Every kindle that supports the new format (Kindle devices since 2013 with latest OS upgraded) support loading non-DRM ePubs directly over USB. There's no conversion anymore. (I've done this.)
Amazon's not going to openly advertise that this deprecation is also the line in the sand where "non-DRM ePub just works", but that's what has happened.
Of course one of the sadder problems with the ePub ecosystem is that it uses the same file extension for DRM contained and non-DRM contained ePubs. At a glance it isn't easy to tell if an ePub is not DRMed. Amazon does not support any of the existing ePub DRM schemes. Their own KFX DRM is very unique and proprietary and doesn't play nice with ePub DRM "standards". You can't load DRMed ePubs over USB, those don't work. Sometimes that gives an impression still that "Amazon does not support ePubs natively", but that's the nature of DRM and how much DRM hurts the entire ebook industry in every direction.
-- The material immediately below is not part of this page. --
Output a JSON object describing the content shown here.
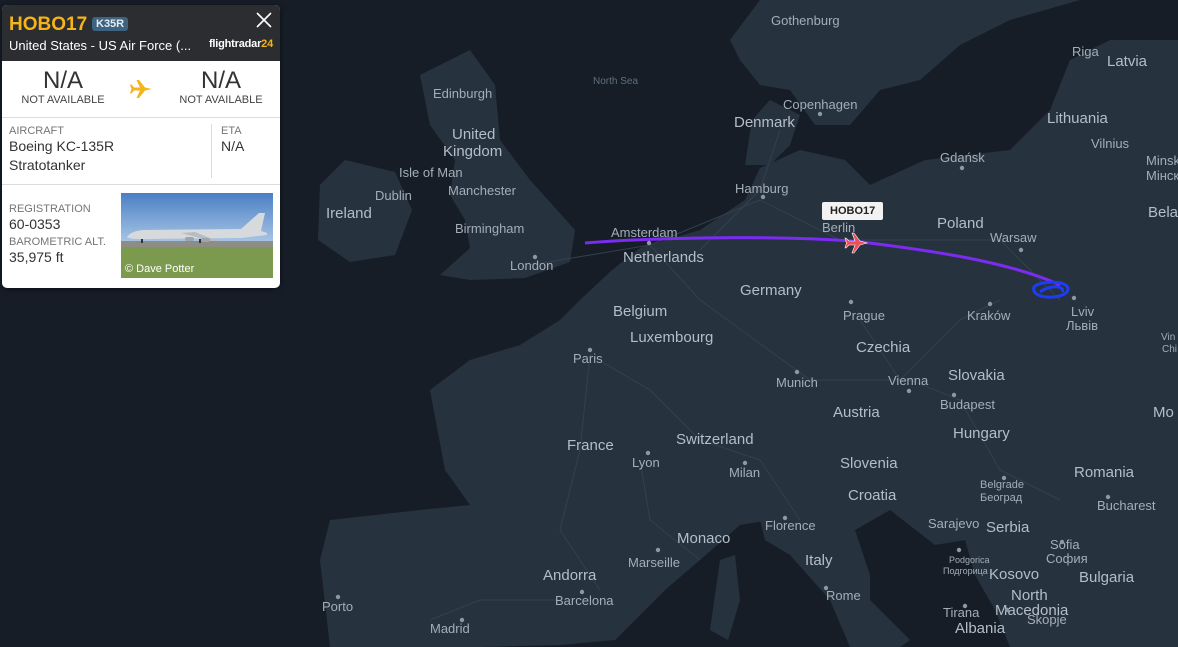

Are you sure about that? Even Amazon's own sales page state: "Kindle Format 8 (AZW3), Kindle (AZW), TXT, PDF, unprotected MOBI, PRC natively; PDF, DOCX, DOC, HTML, EPUB, TXT, RTF, JPEG, GIF, PNG, BMP through conversion; Audible audio format (AAX). Learn more about supported file types for personal documents." implying that ePub only works through conversion. They don't support DRMed ePubs through conversion either so it's a bit odd they say that instead of including it natively.